Sausan refers to such Egyptian greats like Samia Gamal, Taheya Carioka, Na'eema Akef, Nagua Fouad, and Fifi Abdou like old friends, demonstrating at a drop of a hip their various signature moves. If you've ever seen the old movies, you know them. I came away from this weekend wanting to stop at Scarecrow videos and check out the old movies and spend the rest of the week watching the dancers do what I just learned.
At the beginning of the weekend, Sausan explained her "Egyptian Code". Her aim is to preserve the classic Egyptian style of dancing, the same style you see in the old movies. While the dancing is gorgeous and fluid, it is different from what's being taught nowadays. Today, and especially in the West, the on isolations, articulations and accents. If you were to watch some of the old Egyptian movies, you’d notice the dancing is more in the torso than the hips.
That's the first, and main, rule of Sausan's Egyptian Code. "Dance from the heart." Specifically, dance from the chest. Sausan turned everyone in the workshop into human metronomes by the end of the first day, lifting our chests on the first and third beat of the music.
After the break, Sausan introduced the lower body movements. We did grapevines, side steps, and something she called an Egyptian shimmy, all with the bobbing bosom. You'd think the chest would stop moving when you focus on the hip, but Sausan's style is not about isolating body parts. It's about containing and controlling them. The energy may be going to the hips, but that chest is still lifting with the first and third beat, the arms still gathering the energy for you to use. Classical Egyptian is, as I mentioned, a fluid dance; there's very little standing still, posing, hitting an accent, traveling to a second spot, posing, etc. There are accents and poses, but not as much as what's being taught today.
Sausan also pointed out where the beats are in the rhythms - good transition times, when to undulate up and when to undulate down. She also gave a taste of her class on drum solos. (I hope she visits again to teach that class; it sounds fabulous!)

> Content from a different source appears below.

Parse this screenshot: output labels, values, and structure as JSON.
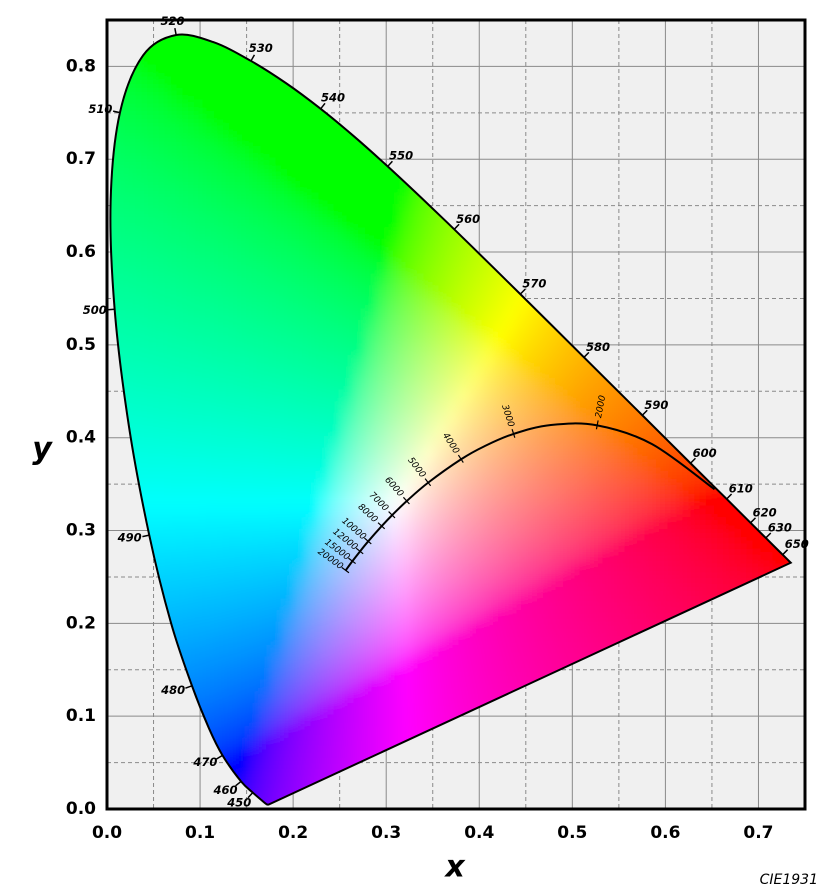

While Egyptian dance doesn't need to be choreographed - like all forms of belly dance, once you know the basic building blocks, you can create a work of art as you go - it really helped me to have something I could practice the Code with at home.
With this beautiful routine, Sausan covered everything she taught the day before, plus more. What more? Well, how about the hand movements (dominant hand turns counterclockwise when doing torso work; it turns clockwise with hip work), the Royal walk (the only move I am still struggling with), the soliloquy (which is a more descriptive term for taqsim), the entrance and the nephis, the essence of the dance?
Throughout the entire weekend, which included a fun evening out at Mamounia with half of the Saturday participants, Sausan was friendly, open, upbeat and free with information. She countered the usual workshop oh my God, Ii can't do this!" panic with the permission to relax and let our brains process the information. The relaxed attitude allowed the information to percolate through the many layers of our brain, right down to our chests and hips.
If you are interested in learning the classic Egyptian style or just looking to bring a sense of lightness and joy into your dance, I cannot recommend highly enough Sausan. Since I'm not sure when she'll come back to the Puget Sound and I doubt any of us could afford to commute to San Francisco for her weekly classes for half a year, I think you should take the week-long session. Not only do you learn all we did over the weekend, you get to eat at Sausan's restaurant.
Mmmm, good food and good dancing? What else do you need? For more information, go to her website at: http://www.sausanacademy.com/
Thank you, Sausan, for sharing your knowledge. Thank you, Jaleh, for bringing her to West Seattle.